I’m a late (or non-) bloomer when it comes to a lot of financial things: I’ve never purchased a car or a house, I don’t have a credit card, and I’ve never taken out a loan for anything. The good thing about this is that I don’t owe money to any individual or financial institution. I have no house payment or car payment or credit card payment, which is pretty nice. The bad thing about this is that I don’t have much in the way of good credit, so in the event that I do need to buy a house or car, it’s going to be difficult. And sometimes it’s hard to hear my friends talk about looking for houses or buying new cars and not be able to relate.

For the most part, though, I’m comfortable with my lo-fi lifestyle, with its 30-year-old bed*, its 12-year-old car, its hand-me-down furniture and electronics. The lo-fi life has freed up a lot of my money, and since I’m prone to unnecessary and debilitating worry, it’s freed up a lot of my brain power, too. It took me quite awhile to let go of the notion that owning things is what makes one an adult**, but once I did, I decided that I’m okay not being a homeowner or new car driver right now.
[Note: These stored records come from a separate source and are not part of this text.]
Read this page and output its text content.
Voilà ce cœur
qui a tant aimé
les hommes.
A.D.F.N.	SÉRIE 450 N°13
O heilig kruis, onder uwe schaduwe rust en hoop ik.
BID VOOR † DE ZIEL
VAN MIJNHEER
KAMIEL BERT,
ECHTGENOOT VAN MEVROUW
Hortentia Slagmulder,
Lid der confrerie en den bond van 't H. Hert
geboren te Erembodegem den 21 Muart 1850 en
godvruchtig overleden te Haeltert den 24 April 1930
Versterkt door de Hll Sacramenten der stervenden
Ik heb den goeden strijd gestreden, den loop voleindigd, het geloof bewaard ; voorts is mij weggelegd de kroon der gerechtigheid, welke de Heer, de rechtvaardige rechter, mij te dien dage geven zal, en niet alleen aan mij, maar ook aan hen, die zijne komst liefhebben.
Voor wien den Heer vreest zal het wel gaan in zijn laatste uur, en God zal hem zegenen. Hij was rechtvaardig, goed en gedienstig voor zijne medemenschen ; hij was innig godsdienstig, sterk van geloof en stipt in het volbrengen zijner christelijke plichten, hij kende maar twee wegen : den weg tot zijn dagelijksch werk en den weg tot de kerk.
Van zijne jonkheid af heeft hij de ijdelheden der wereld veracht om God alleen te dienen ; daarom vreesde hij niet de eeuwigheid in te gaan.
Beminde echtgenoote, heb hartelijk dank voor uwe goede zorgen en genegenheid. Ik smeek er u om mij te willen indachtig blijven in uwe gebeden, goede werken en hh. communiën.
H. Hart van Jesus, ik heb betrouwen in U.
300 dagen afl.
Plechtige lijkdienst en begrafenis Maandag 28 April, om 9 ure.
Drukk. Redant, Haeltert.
Or at least I was comfortable with my lo-fi lifestyle. Recently I started to become uncomfortable, particularly in my lower back, particularly while sitting or laying on the futon in my living room. I tried to make the futon more comfortable using carefully-placed throw pillows and folded blankets, but it didn’t really work. Then I thought maybe I could sew up some good pillows to help support my lower back while I sat in my living room and read a book or wrote or watched my Buffy DVDs. Neither of the two pillows I made did the job, though. I thought I was going to be stuck with my back-killing futon forever until I realized, hey! I get a steady paycheck now! I can afford to buy a couch!

Yesterday I made my most expensive furniture purchase ever, by a very large margin.*** I went to Room Service Vintage intending to buy a sofa, and walked out with an olive-green velvet couch, a blue vinyl rocking chair, and a set of two matching end tables. It’s all from the seventies, because I like things that were made in the seventies. I was made in the seventies!
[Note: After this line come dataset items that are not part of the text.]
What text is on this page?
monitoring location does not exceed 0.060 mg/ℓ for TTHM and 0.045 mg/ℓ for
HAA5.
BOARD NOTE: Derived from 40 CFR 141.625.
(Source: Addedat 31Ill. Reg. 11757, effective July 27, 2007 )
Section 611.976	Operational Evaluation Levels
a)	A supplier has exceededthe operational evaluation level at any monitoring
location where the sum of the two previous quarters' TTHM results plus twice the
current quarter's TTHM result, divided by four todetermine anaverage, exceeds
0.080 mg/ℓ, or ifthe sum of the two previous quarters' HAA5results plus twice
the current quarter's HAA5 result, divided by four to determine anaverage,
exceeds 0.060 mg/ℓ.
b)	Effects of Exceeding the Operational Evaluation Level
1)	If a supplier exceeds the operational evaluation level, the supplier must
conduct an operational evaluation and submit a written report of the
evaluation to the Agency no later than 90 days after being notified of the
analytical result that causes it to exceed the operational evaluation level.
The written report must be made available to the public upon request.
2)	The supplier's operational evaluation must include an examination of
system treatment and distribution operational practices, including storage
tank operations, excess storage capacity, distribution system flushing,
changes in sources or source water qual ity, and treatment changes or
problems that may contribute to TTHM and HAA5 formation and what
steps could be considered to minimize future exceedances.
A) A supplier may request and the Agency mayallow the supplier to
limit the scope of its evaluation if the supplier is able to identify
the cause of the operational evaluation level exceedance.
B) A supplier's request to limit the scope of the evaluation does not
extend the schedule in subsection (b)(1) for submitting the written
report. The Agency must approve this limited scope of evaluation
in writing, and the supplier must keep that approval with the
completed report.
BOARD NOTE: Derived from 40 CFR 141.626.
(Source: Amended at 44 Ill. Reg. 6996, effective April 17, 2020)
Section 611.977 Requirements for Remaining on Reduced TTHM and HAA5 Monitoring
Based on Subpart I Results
my insane new vintage sofa

I realize that the color of the sofa is a bit lurid, in the burns-your-eyes-out sense. But when it comes to decorating my apartment, I’m a little like the overweight kid in school who makes fun of his own weight before anyone else can. If I make my apartment look as ridiculous as possible on purpose, I don’t have to feel bad about the fact that nothing really goes with anything else, and everything looks weird. “I like how nothing matches!” I can tell my friends. “It’s all got sentimental value!” To that end, my next step will be to hang this on my wall.

* This always requires some explanation. My parents bought it to use as a guest bed, then my sister slept on it for a few years when she was really little, then it was a guest bed again for a long time, then it became mine when I moved into my first apartment. It was in fantastic condition when I got it, and it’s still super comfortable, so I see no reason to replace it for now. It was made in the seventies!

** I believe one could argue that while ownership isn’t what makes one an adult, the financial responsibility necessary to effect said ownership is part of what makes one an adult. But, uh, I don’t really want to talk about that.

*** Which isn’t actually saying much, since my most expensive furniture purchase before yesterday was about seventy-five dollars.